Held in that state, the tardigrade survives conditions that have no terrestrial analogue. Laboratory tests have recorded tuns enduring temperatures from −272 °C, within one degree of absolute zero, up to +149 °C for short periods. Tuns have survived laboratory exposure to about 1.14 gigapascals, roughly 165,000 pounds per square inch, which is more than ten times the pressure at the bottom of the Mariana Trench. Gas-gun experiments have recorded tun-state tardigrades surviving impact velocities up to roughly 900 metres per second. Following rehydration, the animals reanimate.

Earth does not produce environments at absolute zero or gigapascal pressures on its own. The capacity to endure them is, in the strictest sense, surplus. It is something the lineage carries without ever needing on its home planet.

A vacuum experiment and a transplanted gene

In September 2007, the European Space Agency's FOTON-M3 capsule carried Milnesium tardigradum and Paramacrobiotus richtersi into low Earth orbit aboard the BIOPAN-6 platform for the TARDIS experiment. The animals were left exposed to the vacuum of space for 10 days. In the TARSE arm of the experiment, more than 68 percent of specimens shielded from solar ultraviolet "were reanimated within 30 minutes following rehydration," and many of the survivors later laid viable eggs. In the fully exposed TARDIS arm, three Milnesium tardigradum specimens survived the combination of vacuum and full-spectrum solar ultraviolet. They were the first known animals to live through open-space exposure. In 2011, dehydrated tardigrades flew again on Space Shuttle Endeavour's STS-134 mission and recovered after exposure to microgravity and cosmic radiation aboard the International Space Station.

The molecular reason is, at least in part, a single nuclear protein. Tardigrades carry a tardigrade-unique protein called Dsup, short for damage suppressor, which physically wraps around chromosomal DNA and shields the nucleosomes from the hydroxyl radicals produced by ionising radiation. The Dsup gene was identified by Takuma Hashimoto and Takekazu Kunieda of the University of Tokyo, working on Ramazzottius varieornatus, and reported in Nature Communications in September 2016 under the title "Improved radiotolerance of human cultured cells by tardigrade-unique protein."

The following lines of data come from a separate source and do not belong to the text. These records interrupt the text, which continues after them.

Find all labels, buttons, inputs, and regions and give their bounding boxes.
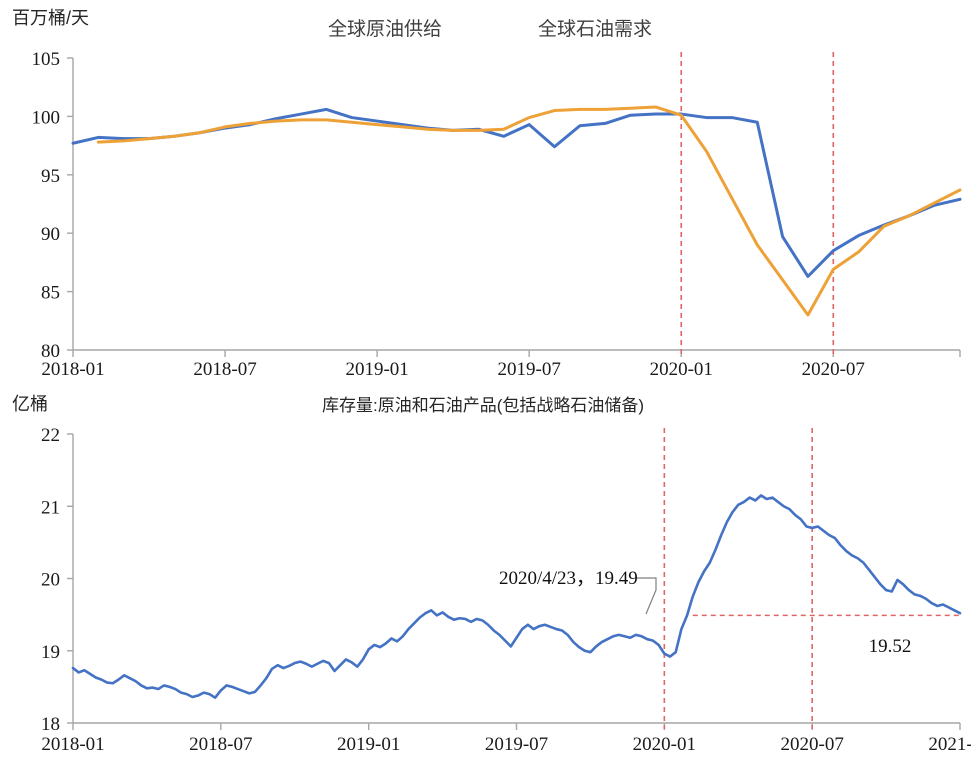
top-chart-x-tick-label: 2020-07 bbox=[802, 359, 865, 380]
bottom-chart-y-tick-label: 21 bbox=[41, 497, 60, 518]
bottom-chart-x-tick-label: 2020-01 bbox=[633, 734, 696, 755]
end-value-label: 19.52 bbox=[869, 636, 912, 657]
bottom-chart-x-tick-label: 2019-01 bbox=[337, 734, 400, 755]
bottom-chart-y-tick-label: 19 bbox=[41, 642, 60, 663]
top-chart-y-tick-label: 100 bbox=[32, 107, 61, 128]
bottom-chart-x-tick-label: 2018-07 bbox=[189, 734, 252, 755]
top-chart-y-tick-label: 85 bbox=[41, 283, 60, 304]
bottom-chart-y-ticks: 18 19 20 21 22 bbox=[41, 425, 73, 735]
bottom-chart-y-tick-label: 18 bbox=[41, 714, 60, 735]
series-line-global-oil-demand bbox=[98, 107, 960, 315]
top-chart-y-ticks: 80859095100105 bbox=[32, 49, 74, 362]
bottom-chart-y-tick-label: 20 bbox=[41, 570, 60, 591]
top-chart-x-tick-label: 2020-01 bbox=[650, 359, 713, 380]
bottom-chart-group: 亿桶 库存量:原油和石油产品(包括战略石油储备) 18 19 20 21 22 2018… bbox=[12, 394, 971, 755]
series-line-inventory bbox=[73, 495, 960, 697]
charts-svg: 百万桶/天 全球原油供给 全球石油需求 80859095100105 2018-… bbox=[0, 0, 971, 763]
top-chart-x-ticks: 2018-01 2018-07 2019-01 2019-07 2020-01 2020-… bbox=[41, 350, 960, 380]
bottom-chart-unit-label: 亿桶 bbox=[12, 394, 48, 414]
top-chart-y-tick-label: 90 bbox=[41, 224, 60, 245]
legend-label-inventory: 库存量:原油和石油产品(包括战略石油储备) bbox=[322, 396, 644, 415]
top-chart-x-tick-label: 2019-07 bbox=[498, 359, 561, 380]
top-chart-x-tick-label: 2018-01 bbox=[41, 359, 104, 380]
top-chart-y-tick-label: 105 bbox=[32, 49, 61, 70]
annotation-leader-line bbox=[637, 578, 656, 614]
bottom-chart-x-tick-label: 2021-01 bbox=[928, 734, 971, 755]
bottom-chart-legend: 库存量:原油和石油产品(包括战略石油储备) bbox=[272, 396, 644, 415]
top-chart-x-tick-label: 2019-01 bbox=[345, 359, 408, 380]
top-chart-group: 百万桶/天 全球原油供给 全球石油需求 80859095100105 2018-… bbox=[12, 8, 960, 380]
top-chart-legend: 全球原油供给 全球石油需求 bbox=[277, 18, 652, 40]
annotation-label-2020-04-23: 2020/4/23，19.49 bbox=[499, 568, 638, 589]
bottom-chart-x-tick-label: 2019-07 bbox=[485, 734, 548, 755]
bottom-chart-y-tick-label: 22 bbox=[41, 425, 60, 446]
series-line-global-crude-supply bbox=[73, 109, 960, 276]
top-chart-x-tick-label: 2018-07 bbox=[193, 359, 256, 380]
bottom-chart-x-tick-label: 2018-01 bbox=[41, 734, 104, 755]
bottom-chart-x-ticks: 2018-01 2018-07 2019-01 2019-07 2020-01 2020-… bbox=[41, 723, 971, 755]
top-chart-unit-label: 百万桶/天 bbox=[12, 8, 89, 28]
dual-chart-figure: 百万桶/天 全球原油供给 全球石油需求 80859095100105 2018-… bbox=[0, 0, 971, 763]
legend-label-demand: 全球石油需求 bbox=[538, 18, 652, 40]
legend-label-supply: 全球原油供给 bbox=[328, 18, 442, 40]
bottom-chart-x-tick-label: 2020-07 bbox=[781, 734, 844, 755]
top-chart-y-tick-label: 95 bbox=[41, 166, 60, 187]
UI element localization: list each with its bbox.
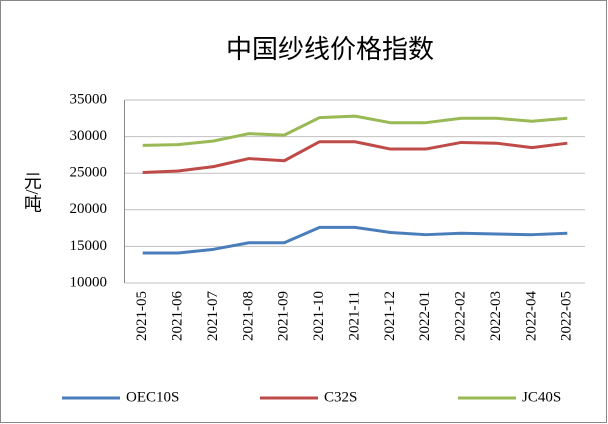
x-tick-label: 2022-04 xyxy=(523,291,539,341)
x-tick-label: 2021-10 xyxy=(311,291,327,341)
series-line xyxy=(142,140,568,174)
x-tick-label: 2022-01 xyxy=(417,291,433,341)
series-line xyxy=(142,114,568,147)
x-tick-label: 2021-09 xyxy=(276,291,292,341)
y-axis-label: 元/吨 xyxy=(22,171,42,212)
x-tick-label: 2022-05 xyxy=(559,291,575,341)
chart-title: 中国纱线价格指数 xyxy=(226,35,434,64)
legend-label: OEC10S xyxy=(126,389,179,405)
y-tick-label: 20000 xyxy=(70,201,108,217)
x-tick-label: 2022-03 xyxy=(488,291,504,341)
legend-label: JC40S xyxy=(522,389,561,405)
x-tick-label: 2021-11 xyxy=(346,291,362,340)
y-tick-label: 10000 xyxy=(70,274,108,290)
legend-label: C32S xyxy=(324,389,357,405)
y-tick-label: 15000 xyxy=(70,238,108,254)
x-tick-label: 2021-08 xyxy=(240,291,256,341)
x-tick-label: 2021-05 xyxy=(134,291,150,341)
x-tick-label: 2022-02 xyxy=(453,291,469,341)
y-tick-label: 30000 xyxy=(70,128,108,144)
x-tick-label: 2021-12 xyxy=(382,291,398,341)
x-tick-label: 2021-06 xyxy=(170,291,186,341)
y-tick-label: 25000 xyxy=(70,165,108,181)
series-line xyxy=(142,225,568,255)
y-tick-label: 35000 xyxy=(70,91,108,107)
x-tick-label: 2021-07 xyxy=(205,291,221,341)
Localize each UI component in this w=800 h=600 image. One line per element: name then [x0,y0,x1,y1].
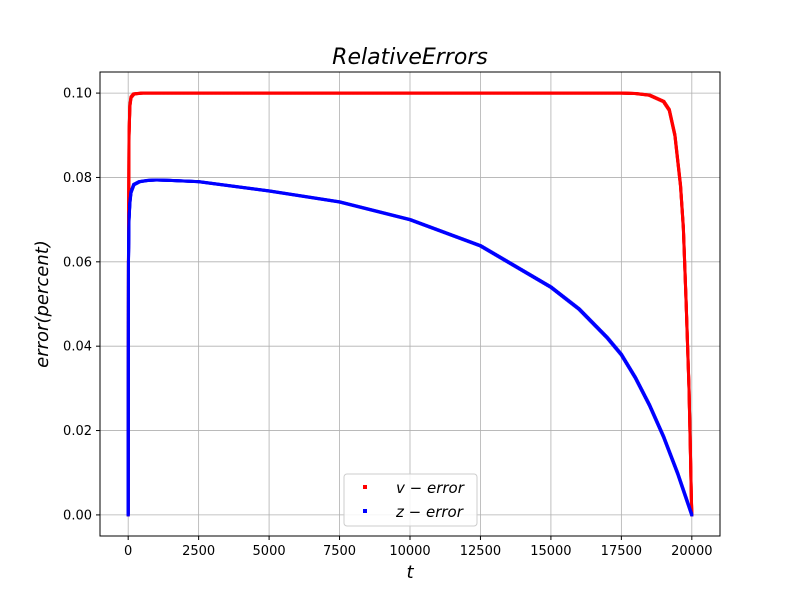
y-tick-label: 0.04 [63,340,92,355]
y-tick-label: 0.08 [63,171,92,186]
series-zerror [126,178,694,517]
x-tick-label: 7500 [323,544,356,559]
y-tick-label: 0.06 [63,255,92,270]
y-tick-label: 0.00 [63,508,92,523]
legend: v − error z − error [343,473,478,527]
y-tick-label: 0.02 [63,424,92,439]
y-axis-label: error(percent) [32,240,53,368]
data-point [690,513,694,517]
y-tick-label: 0.10 [63,87,92,102]
legend-marker-z-error [363,509,367,513]
x-tick-label: 12500 [460,544,501,559]
x-tick-label: 10000 [389,544,430,559]
x-tick-label: 2500 [182,544,215,559]
plot-series [126,91,694,517]
legend-label-z-error: z − error [395,503,464,521]
legend-label-v-error: v − error [396,479,465,497]
legend-box [343,473,478,527]
x-axis-ticks: 0 2500 5000 7500 10000 12500 15000 17500 20000 [124,536,712,559]
x-tick-label: 20000 [671,544,712,559]
x-tick-label: 5000 [253,544,286,559]
y-axis-ticks: 0.00 0.02 0.04 0.06 0.08 0.10 [63,87,100,523]
grid-lines [100,72,720,536]
legend-marker-v-error [363,485,367,489]
x-axis-label: t [406,562,414,583]
x-tick-label: 15000 [530,544,571,559]
x-tick-label: 0 [124,544,132,559]
chart-title: RelativeErrors [332,45,488,70]
x-tick-label: 17500 [601,544,642,559]
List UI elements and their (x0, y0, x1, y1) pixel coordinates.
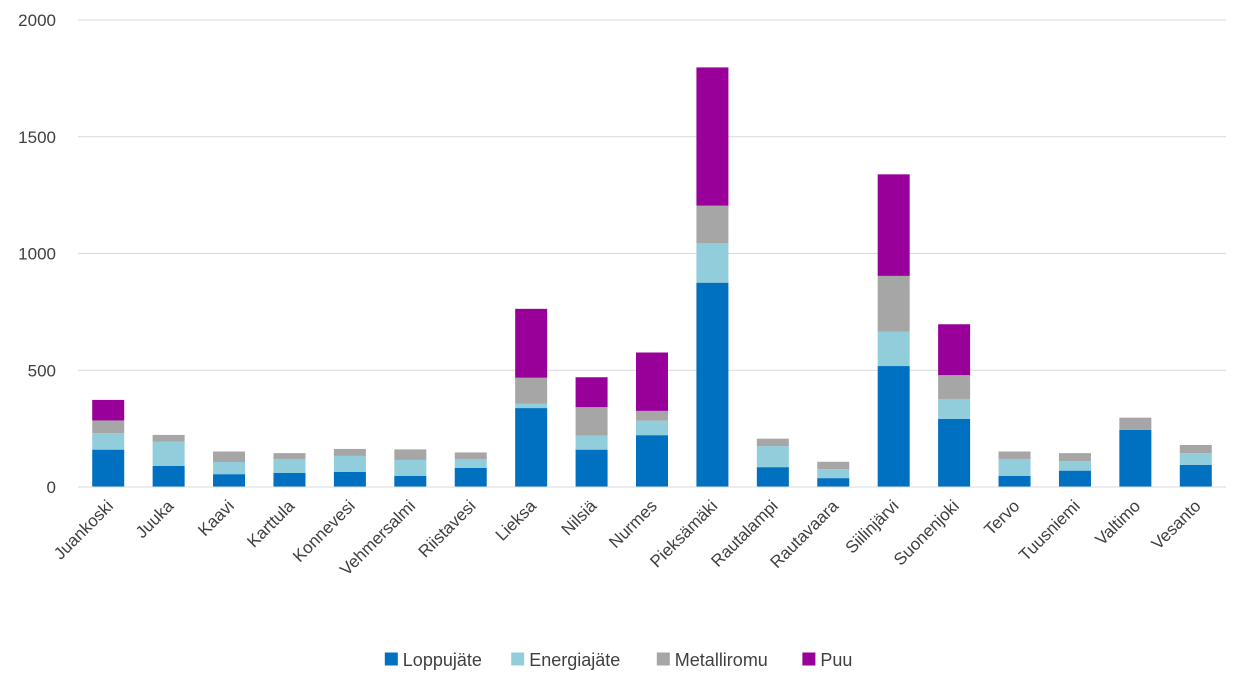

The title says what the paper did. The researchers inserted the Dsup gene into cultured human HEK293 kidney cells. The transgenic human cells suffered roughly 40 percent less X-ray-induced DNA damage than control cells, and continued to proliferate after exposure. The gene moved across half a billion years of evolutionary distance, into a cell line from a completely different kingdom of the tree of life, and still functioned.

The paradox the crash left behind

Beresheet's impact velocity, about 140 metres per second, was well below the 900 metres per second that tun-state tardigrades have survived in controlled gas-gun experiments. That is why the early speculation was not absurd on its face. The 2021 follow-up did not overturn the gas-gun work; it argued that the actual forces of the Beresheet impact, with its specific geometry and the structural failure of the spacecraft around the cargo, exceeded what the animals could absorb. The headline survived the rebuttal anyway, because the underlying story does not need the Moon to land.

A creature smaller than a grain of salt, made of about a thousand cells, can shut its metabolism to less than one part in ten thousand and ride out the vacuum of low Earth orbit. It carries, in a single nuclear protein, a defence against ionising radiation that can be lifted out of its genome, dropped into cultured human cells, and cut their X-ray DNA damage by about 40 percent. The lunar passengers did not survive. The genetic invention they came from already has.